Why is data governance necessary? The reason lies in the current chaotic state of healthcare data. We aim to integrate and standardize healthcare data to establish a common language for it, thereby facilitating more efficient retrieval and analysis. Why is there an additional layer of data sharing between governance and application? Data is a typical example where 1+1>2. Moreover, its value increases significantly with scale. The larger the volume of data provided to machine learning algorithms, the more precise their judgments become, thus better supporting various predictive tasks.


How to Implement Data Governance?


How to Implement Data Governance: Is Having a Unified Standard for Data Cleaning and Imputation Sufficient? I Believe This Is Only the First Step. Data Asset Inventory and Data Lineage Governance Are Not Merely About Cleaning Up Existing “Dirty Data,” but More Importantly, About Addressing Issues at the Source. Establishing Such a Mechanism Requires Substantial Expertise, Which Is Essential to Developing a Rational and Effective Data Governance Framework.


I believe that comprehensive data governance comprises five layers. The core first layer is business data, which refers to the understanding of business operations. The second layer is metadata cleansing, the third is data standardization, the fourth is data integration and sharing, and the fifth is a big data convergence management platform.
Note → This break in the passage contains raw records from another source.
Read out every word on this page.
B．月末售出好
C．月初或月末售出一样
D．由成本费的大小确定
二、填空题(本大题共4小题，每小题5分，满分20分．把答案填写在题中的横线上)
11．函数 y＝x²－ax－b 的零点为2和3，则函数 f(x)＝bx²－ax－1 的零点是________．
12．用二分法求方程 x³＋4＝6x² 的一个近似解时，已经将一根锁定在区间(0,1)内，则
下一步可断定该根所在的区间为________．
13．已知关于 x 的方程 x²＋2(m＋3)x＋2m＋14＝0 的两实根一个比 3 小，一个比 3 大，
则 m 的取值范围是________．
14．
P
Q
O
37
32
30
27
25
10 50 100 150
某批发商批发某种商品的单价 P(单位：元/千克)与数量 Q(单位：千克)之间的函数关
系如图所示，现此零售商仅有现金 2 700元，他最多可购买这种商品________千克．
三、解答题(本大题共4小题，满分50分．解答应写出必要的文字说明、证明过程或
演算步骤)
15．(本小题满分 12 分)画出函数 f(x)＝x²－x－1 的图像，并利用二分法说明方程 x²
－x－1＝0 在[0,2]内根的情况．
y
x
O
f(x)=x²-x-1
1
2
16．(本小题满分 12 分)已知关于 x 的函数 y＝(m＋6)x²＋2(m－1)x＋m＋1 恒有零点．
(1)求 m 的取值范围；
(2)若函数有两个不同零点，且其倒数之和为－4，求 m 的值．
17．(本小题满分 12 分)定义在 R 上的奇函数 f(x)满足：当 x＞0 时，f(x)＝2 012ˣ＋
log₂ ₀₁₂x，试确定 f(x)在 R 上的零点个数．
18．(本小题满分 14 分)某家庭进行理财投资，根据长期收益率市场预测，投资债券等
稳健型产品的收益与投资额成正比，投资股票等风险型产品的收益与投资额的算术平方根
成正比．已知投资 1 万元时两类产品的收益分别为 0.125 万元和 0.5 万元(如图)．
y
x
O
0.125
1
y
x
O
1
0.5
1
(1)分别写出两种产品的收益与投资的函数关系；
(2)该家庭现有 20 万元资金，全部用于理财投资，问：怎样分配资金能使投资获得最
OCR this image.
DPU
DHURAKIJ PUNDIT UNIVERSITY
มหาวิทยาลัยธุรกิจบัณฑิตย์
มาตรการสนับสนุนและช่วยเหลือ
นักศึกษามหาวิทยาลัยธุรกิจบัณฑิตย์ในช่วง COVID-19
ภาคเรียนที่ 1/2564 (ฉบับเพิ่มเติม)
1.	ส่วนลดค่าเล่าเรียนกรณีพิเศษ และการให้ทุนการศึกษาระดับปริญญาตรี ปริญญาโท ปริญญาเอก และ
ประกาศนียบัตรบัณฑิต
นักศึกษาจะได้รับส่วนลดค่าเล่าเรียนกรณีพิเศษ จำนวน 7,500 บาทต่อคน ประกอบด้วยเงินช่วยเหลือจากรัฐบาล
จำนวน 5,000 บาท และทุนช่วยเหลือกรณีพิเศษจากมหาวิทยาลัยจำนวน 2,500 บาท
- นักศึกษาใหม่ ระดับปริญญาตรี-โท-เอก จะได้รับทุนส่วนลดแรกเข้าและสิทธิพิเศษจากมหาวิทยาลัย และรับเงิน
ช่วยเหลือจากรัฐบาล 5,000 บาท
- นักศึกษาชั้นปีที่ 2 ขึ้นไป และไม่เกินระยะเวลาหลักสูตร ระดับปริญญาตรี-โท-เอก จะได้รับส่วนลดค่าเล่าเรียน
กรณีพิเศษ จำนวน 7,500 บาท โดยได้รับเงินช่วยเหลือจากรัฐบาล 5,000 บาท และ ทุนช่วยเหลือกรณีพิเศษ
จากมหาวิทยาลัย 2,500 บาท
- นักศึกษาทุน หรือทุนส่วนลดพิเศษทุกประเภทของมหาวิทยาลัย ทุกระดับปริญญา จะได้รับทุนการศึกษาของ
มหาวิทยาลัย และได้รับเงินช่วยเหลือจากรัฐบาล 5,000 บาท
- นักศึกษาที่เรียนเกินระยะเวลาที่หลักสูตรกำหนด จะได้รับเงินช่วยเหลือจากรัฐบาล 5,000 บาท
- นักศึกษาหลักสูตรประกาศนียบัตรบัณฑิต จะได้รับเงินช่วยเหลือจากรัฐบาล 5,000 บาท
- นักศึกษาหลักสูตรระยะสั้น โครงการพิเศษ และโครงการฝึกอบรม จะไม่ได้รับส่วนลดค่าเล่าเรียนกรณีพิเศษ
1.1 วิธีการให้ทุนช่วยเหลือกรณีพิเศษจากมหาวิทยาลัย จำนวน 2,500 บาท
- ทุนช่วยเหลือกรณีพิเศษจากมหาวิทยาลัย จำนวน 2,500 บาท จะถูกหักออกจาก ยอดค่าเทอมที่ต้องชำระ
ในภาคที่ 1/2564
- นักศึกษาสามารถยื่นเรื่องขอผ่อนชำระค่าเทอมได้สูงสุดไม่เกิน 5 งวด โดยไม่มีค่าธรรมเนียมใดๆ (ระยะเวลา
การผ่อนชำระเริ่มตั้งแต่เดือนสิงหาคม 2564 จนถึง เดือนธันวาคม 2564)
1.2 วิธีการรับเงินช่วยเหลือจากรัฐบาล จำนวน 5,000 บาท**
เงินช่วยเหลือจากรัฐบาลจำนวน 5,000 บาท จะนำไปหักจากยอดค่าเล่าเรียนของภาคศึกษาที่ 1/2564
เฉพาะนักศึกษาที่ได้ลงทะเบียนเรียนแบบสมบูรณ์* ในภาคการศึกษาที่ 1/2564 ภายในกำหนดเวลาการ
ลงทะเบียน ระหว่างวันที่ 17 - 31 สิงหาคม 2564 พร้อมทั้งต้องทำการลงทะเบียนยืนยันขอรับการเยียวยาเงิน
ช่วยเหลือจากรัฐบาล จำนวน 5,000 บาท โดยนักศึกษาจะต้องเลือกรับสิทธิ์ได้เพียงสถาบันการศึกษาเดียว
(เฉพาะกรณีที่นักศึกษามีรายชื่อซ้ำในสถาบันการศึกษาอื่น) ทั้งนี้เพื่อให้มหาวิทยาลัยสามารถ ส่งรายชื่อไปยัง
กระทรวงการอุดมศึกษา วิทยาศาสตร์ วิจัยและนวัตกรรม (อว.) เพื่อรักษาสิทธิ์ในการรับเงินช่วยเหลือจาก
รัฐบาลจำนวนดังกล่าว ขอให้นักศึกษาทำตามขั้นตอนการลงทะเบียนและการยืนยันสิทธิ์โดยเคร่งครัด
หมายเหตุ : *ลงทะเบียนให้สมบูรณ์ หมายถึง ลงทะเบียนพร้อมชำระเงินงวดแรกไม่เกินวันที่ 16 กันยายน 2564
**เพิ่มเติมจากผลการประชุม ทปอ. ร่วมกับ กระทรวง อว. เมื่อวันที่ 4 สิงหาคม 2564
Shulian Medical Credit: Big Data Management of Medical Equipment


Shulian Yixin is primarily a company specializing in medical equipment management. In the medical equipment industry, asset registries are currently quite disorganized, leading to inefficient management processes, limited after-sales service, inability to standardize inspections, and potential quality risks. By leveraging data analytics, we can effectively assign a unique “identity” to each piece of equipment. This requires standardizing equipment categories; at a minimum, we need to determine how many monitors of the same type a hospital has. Our current efforts in equipment standardization focus precisely on this aspect—implementing metadata governance for hospital-wide asset registries.

 

For newly introduced equipment, we primarily rely on brand imagery to identify the data category. We have successfully recognized various types of devices, including B-mode ultrasound scanners, achieving satisfactory average processing time and accuracy. By standardizing equipment categories, we are able to integrate extensive inspection and maintenance information into Augmented Reality (AR) systems, allowing users to visualize inspection items and fault details through AR interfaces.

 

Subsequently, by analyzing the device’s historical failure data—including its category and model—we can predict future failures. Based on current data, the accuracy of failure prediction exceeds 94%. These insights are derived from visualizations generated after comprehensive data processing. Without such data processing, it would be difficult to conduct large-scale statistical analysis and derive these findings.